In the first quarter of 2015, the currency markets experienced major fluctuations as the Swiss National Bank removed the peg against the euro. With many economists predicting that Swiss jobs would come under the pressure, the Switzerland government allowed employers to extend working hours and pay to be cut, whilst at the same time being offered benefits by the Government which would help the employees that were effected. The theory behind the move from the Swiss Government was that a slight drop in pay or having to work an extra hour or two was far better than people losing their jobs and as the Swiss Franc is extremely strong, the cost of living is cheaper in Switzerland.
Three and a half years later, Switzerland unemployment rate has dropped 0.7% since the peg was removed to 2.7%, which is fantastic news for Switzerland. However, the Government have now announced as of the end of August they will be removing the measures put in place to help businesses keep their staff happy and the strength of the Swiss Franc cannot be used an excuse for low pay. Whilst Switzerland adapt I would expect jobs will be lost, and unemployment will rise back towards 3.5%. Consequently the start of quarter 3 could be tough for Swiss Franc sellers, nevertheless it’s important to understand the international labour market April figure suggested the average unemployment rate is 5.2%, which shows Switzerland would still be in a great position.
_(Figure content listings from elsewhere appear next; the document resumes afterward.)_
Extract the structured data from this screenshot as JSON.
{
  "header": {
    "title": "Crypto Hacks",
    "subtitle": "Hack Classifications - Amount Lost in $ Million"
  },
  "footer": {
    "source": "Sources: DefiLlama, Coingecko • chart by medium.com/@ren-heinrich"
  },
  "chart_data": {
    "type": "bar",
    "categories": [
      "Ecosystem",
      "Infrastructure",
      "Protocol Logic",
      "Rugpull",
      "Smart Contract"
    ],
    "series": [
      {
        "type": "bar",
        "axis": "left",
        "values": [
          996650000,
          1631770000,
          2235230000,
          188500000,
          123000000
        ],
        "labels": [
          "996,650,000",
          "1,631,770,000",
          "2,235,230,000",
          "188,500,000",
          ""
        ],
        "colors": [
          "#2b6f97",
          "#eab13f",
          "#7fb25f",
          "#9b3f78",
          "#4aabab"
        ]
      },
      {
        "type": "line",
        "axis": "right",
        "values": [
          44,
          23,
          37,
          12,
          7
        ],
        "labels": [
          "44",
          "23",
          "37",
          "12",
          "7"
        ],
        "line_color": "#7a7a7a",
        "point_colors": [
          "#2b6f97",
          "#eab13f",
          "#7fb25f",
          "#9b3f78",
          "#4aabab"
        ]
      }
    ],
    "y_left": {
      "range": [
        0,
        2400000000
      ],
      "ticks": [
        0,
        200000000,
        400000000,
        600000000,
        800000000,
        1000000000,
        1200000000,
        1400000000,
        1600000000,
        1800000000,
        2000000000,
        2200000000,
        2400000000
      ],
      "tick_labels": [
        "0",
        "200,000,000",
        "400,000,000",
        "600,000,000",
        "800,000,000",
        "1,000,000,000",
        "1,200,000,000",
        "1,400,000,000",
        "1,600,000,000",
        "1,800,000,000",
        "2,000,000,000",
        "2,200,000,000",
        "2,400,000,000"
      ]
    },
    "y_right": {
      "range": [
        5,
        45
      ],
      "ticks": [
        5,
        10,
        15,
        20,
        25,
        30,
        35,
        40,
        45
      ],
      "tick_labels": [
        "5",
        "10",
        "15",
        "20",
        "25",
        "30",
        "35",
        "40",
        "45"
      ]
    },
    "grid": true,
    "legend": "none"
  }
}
In regards to CHFGBP exchange rates, I expect the Swiss Franc to make gains against sterling as this month I believe the pound will struggle due to the upcoming EU summit at the end of June. UK Prime Minister Theresa May is set to release a white paper in the upcoming weeks (before the summit) outlining the UKs position. My personal opinion is that no deal will be reached in regards to the Irish border which will lead to many UK politicians questioning the Prime Ministers position. For sterling buyers, waiting to the end of the month could pay the higher returns.